## Hi, i have a problem regarding curve fitting. I have a set of data which is linear, but i want to fit a cos(k*l)^2 to this data and wants to find for which value of (k*l), for which the initial linear part of cosine curve fits my data?

### Sumera Yamin (view profile)

on 16 May 2018
Latest activity Commented on by Rik Wisselink

on 19 May 2018

%% Here is my code.
[data]=[0 0 0.050000000000000 1.108646244630E-01 0.100000000000000 2.217423074817E-01 0.150000000000000 3.325947375398E-01 0.200000000000000 4.434863433851E-01 0.250000000000000 5.543595496420E-01 0.300000000000000 6.652338361973E-01 0.350000000000000 7.761094191116E-01 0.400000000000000 8.869865144820E-01 0.450000000000000 9.978653384221E-01 0.500000000000000 1.108746107036E+00]';
x=data(:,1);
y=data(:,2);
k=0.3 %fixed
l=0.01 %variable, can have any value to fit the linear part
f=cos(k*l)^2 % function to fit
I will be highly grateful if anyone can help me on this problem.

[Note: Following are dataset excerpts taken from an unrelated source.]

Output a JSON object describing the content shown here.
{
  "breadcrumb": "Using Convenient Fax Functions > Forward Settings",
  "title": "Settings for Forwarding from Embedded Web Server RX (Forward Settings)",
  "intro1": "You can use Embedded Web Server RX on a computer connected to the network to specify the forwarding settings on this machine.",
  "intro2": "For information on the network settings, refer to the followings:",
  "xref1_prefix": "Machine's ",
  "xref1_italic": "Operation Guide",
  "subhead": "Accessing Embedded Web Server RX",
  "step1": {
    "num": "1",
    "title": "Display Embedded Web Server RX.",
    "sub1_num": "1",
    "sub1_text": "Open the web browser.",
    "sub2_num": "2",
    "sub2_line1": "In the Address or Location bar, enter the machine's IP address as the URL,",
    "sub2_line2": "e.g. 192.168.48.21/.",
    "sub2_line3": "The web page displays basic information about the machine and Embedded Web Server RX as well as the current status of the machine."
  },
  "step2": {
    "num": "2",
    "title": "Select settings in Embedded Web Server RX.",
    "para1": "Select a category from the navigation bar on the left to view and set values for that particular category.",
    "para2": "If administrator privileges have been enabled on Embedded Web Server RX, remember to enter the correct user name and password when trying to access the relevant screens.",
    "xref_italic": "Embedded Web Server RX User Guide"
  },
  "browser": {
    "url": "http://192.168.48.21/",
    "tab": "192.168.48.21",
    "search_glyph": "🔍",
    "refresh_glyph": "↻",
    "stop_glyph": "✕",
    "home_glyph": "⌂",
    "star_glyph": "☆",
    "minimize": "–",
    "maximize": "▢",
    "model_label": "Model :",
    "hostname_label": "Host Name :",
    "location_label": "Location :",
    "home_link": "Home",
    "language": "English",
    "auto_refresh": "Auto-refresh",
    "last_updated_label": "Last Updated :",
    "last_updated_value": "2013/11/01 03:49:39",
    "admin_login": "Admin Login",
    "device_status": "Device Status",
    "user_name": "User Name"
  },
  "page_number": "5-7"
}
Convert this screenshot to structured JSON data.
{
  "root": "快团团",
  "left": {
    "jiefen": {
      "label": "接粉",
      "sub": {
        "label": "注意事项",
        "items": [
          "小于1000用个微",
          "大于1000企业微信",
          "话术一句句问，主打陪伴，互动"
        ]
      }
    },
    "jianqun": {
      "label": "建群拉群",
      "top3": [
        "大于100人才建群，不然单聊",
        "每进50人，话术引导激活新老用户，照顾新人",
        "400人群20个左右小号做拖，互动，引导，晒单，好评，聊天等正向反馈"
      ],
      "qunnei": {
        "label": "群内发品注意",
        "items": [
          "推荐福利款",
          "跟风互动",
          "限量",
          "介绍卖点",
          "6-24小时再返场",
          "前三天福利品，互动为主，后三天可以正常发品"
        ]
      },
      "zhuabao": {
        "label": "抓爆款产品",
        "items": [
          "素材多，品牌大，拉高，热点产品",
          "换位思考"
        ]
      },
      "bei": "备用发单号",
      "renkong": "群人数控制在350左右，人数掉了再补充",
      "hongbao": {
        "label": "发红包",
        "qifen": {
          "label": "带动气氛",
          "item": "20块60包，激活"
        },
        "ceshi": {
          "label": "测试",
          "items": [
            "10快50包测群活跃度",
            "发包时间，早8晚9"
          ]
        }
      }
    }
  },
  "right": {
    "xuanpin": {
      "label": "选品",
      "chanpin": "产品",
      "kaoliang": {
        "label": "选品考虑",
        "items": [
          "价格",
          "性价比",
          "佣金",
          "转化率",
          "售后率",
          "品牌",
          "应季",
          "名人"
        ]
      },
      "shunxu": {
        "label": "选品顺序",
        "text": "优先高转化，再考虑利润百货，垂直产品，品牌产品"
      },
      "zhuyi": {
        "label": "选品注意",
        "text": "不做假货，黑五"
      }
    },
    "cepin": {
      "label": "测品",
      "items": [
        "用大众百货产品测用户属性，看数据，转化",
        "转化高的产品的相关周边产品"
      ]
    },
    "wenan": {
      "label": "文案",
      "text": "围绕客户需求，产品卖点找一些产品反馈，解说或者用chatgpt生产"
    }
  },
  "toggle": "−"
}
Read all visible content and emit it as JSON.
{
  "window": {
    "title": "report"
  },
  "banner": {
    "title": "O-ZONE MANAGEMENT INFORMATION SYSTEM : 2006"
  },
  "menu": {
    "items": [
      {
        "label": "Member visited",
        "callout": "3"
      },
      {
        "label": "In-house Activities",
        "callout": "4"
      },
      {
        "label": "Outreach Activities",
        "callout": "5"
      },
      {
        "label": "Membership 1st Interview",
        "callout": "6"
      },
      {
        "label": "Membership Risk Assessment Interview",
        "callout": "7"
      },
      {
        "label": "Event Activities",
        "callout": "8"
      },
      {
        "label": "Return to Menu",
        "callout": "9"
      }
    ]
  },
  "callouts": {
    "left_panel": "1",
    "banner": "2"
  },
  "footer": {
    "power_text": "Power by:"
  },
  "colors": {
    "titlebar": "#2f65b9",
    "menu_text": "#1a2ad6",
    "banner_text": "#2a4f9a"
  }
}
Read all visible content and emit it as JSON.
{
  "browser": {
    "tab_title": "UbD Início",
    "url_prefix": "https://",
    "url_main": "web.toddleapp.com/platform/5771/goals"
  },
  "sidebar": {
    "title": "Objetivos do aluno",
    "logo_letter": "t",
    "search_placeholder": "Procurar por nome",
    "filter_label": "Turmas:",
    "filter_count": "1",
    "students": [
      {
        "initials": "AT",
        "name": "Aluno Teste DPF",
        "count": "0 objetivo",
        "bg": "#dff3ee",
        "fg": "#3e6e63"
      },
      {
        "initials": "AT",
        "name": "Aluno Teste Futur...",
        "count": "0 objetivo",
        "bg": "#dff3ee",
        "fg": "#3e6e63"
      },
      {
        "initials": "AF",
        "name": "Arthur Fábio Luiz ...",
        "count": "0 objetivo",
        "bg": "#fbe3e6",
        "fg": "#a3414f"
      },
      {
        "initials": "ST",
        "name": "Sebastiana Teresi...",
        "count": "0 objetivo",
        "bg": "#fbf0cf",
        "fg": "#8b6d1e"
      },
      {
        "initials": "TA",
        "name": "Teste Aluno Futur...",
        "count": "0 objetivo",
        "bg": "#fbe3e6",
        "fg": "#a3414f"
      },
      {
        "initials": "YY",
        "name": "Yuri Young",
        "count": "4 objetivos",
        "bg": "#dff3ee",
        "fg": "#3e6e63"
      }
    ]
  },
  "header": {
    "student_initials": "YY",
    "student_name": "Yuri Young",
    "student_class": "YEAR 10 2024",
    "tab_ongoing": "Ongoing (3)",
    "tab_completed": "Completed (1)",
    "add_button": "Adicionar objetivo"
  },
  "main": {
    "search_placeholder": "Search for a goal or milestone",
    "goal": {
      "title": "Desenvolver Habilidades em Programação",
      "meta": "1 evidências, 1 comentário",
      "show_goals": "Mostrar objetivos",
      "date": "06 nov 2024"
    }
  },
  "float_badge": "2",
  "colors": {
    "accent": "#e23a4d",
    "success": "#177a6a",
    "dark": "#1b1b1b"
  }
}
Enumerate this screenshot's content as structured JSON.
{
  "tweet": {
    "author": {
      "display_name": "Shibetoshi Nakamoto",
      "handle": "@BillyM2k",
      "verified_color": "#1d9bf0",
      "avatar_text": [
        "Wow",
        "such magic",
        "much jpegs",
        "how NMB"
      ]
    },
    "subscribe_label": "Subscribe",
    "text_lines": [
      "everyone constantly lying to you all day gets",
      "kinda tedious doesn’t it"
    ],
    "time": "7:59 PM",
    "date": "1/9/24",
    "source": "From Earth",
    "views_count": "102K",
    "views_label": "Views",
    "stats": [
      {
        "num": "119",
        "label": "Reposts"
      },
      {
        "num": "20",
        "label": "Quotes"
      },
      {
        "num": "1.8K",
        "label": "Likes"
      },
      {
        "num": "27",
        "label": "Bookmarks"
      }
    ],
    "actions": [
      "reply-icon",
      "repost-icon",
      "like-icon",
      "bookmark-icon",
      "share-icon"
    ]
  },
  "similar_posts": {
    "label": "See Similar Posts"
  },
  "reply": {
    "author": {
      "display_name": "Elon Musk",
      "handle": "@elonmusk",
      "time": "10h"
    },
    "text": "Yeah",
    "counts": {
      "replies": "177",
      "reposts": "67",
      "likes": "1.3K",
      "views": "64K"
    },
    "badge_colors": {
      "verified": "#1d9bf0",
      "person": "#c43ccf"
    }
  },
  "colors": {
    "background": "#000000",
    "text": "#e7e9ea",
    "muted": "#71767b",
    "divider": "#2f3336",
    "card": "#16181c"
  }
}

Thank you very much.

### Tags

on 16 May 2018

on 17 May 2018

You can use the code below to choose a value for l that results in the least difference between the actual data and the output defined by f. (Also, you should avoid the use of the lowercase L as a variable name, because it looks very similar to a 1 or I (one, uppercase i))
In future, you should use the {}Code button to make sure your code in ready to copy and paste to Matlab.
data=[0 0;
0.05 1.108646244630E-01;
0.10 2.217423074817E-01;
0.15 3.325947375398E-01;
0.20 4.434863433851E-01;
0.25 5.543595496420E-01;
0.30 6.652338361973E-01;
0.35 7.761094191116E-01;
0.40 8.869865144820E-01;
0.45 9.978653384221E-01;
0.50 1.108746107036E+00];
% Objective function
k=0.3;%fixed
f=@(l,x) cos(k*l)^2.*x;% function to fit
x=data(:,1);
yx=data(:,2);
intial_b_vals=0.01;
% Ordinary Least Squares cost function
OLS = @(b) sum((f(b,x) - yx).^2);
opts = optimset('MaxFunEvals',50000, 'MaxIter',10000);
% Use 'fminsearch' to minimise the 'OLS' function
fitted_b = fminsearch(OLS, intial_b_vals, opts);
For me, this results in l having an optimal value of 0.

on 17 May 2018
You need to read the doc for anonymous functions. Those should cover most of your question here. Setting a limit on the max value of l will not help, because it will go to 0 (unless you set a negative value as the max). Setting a constraint is not possible with this function, but you can add a term that sets the result to infinity:
OLS_con = @(b) sum((f(b,x) - yx).^2)+...
1/(b>0.1)-1;%set cost function to inf when (b>0.1) is false
Sumera Yamin

### Sumera Yamin (view profile)

on 18 May 2018
Can we somehow put the limit that the argument of cosine function should be greater than 0 and less than pi/2 (0<k*l<pi/2) so that only only that portion of the curve which is of interest is considered.